Detection Methods for CVE-2026-9689
Indicators of Compromise
- Authorization requests containing duplicate query parameters such as multiple redirect_uri, client_id, or state values
- Authentication logs showing redirect URIs that match permitted patterns but deviate from registered values
- Unexpected authorization code exchanges originating from external referrers
- Spikes in failed or anomalous OAuth/OIDC callbacks tied to specific client identifiers
Detection Strategies
- Parse Keycloak access and event logs for repeated query string keys within a single authorization request
- Correlate redirect_uri values consumed by client applications against the values validated by Keycloak
- Alert on authorization flows where the referring host differs from expected trusted domains
- Inspect web proxy and WAF logs for HTTP parameter pollution patterns targeting /auth/realms/*/protocol/openid-connect/auth
Monitoring Recommendations
- Enable Keycloak event logging at the ERROR and WARN level for authentication and client events
- Forward Keycloak events to a centralized SIEM with normalized parsing of OAuth parameters
- Establish baselines for redirect URI usage per client and alert on deviations
- Review client registrations periodically for wildcards or overly broad redirect patterns
How to Mitigate CVE-2026-9689
Immediate Actions Required
- Audit all Keycloak client configurations and replace broad or wildcard redirect URI patterns with exact matches
- Apply vendor updates referenced in the Red Hat CVE-2026-9689 Advisory as soon as fixed builds are available
- Restrict authorization endpoints behind a WAF that normalizes duplicate query parameters
- Notify users of phishing risk and enforce step-up authentication for sensitive client applications
Patch Information
Consult the Red Hat CVE-2026-9689 Advisory and Red Hat Bug Report #2481845 for fixed package versions, errata identifiers, and upstream Keycloak release notes.

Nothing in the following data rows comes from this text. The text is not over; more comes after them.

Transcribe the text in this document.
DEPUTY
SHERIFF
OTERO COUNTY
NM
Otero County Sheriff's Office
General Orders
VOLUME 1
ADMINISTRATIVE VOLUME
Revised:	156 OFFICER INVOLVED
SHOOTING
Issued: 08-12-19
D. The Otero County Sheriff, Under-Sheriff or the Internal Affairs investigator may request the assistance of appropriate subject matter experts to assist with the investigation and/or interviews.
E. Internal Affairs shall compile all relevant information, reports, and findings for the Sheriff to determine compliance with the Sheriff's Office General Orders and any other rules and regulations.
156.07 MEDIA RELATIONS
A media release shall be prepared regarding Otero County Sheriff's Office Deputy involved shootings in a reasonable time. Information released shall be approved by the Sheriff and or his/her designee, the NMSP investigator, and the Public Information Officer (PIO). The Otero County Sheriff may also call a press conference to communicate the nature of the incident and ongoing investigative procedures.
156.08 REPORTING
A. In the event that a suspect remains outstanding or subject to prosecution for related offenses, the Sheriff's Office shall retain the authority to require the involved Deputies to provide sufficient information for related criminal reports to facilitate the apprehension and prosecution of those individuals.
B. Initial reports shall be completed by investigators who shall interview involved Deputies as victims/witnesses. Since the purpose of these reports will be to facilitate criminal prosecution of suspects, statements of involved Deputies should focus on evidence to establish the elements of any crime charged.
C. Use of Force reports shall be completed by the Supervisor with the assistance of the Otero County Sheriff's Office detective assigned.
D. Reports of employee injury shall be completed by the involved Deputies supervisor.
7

Apply updates across all Keycloak nodes and restart the service to load corrected validation logic.
Workarounds
- Replace wildcard redirect URIs with full, exact URI values per client
- Configure upstream proxies or API gateways to reject requests containing duplicate OAuth parameters
- Enforce state and PKCE validation in client applications to limit the value of parameter manipulation
- Disable unused Keycloak clients and rotate client secrets after configuration hardening
# Example: tighten a Keycloak client redirect URI using kcadm.sh
# Replace wildcard patterns with exact URIs
./kcadm.sh update clients/<client-uuid> \
-r <realm> \
-s 'redirectUris=["https://app.example.com/oidc/callback"]' \
-s 'rootUrl=https://app.example.com' \
-s 'attributes."pkce.code.challenge.method"=S256'
Disclaimer: This content was generated using AI. While we strive for accuracy, please verify critical information with official sources.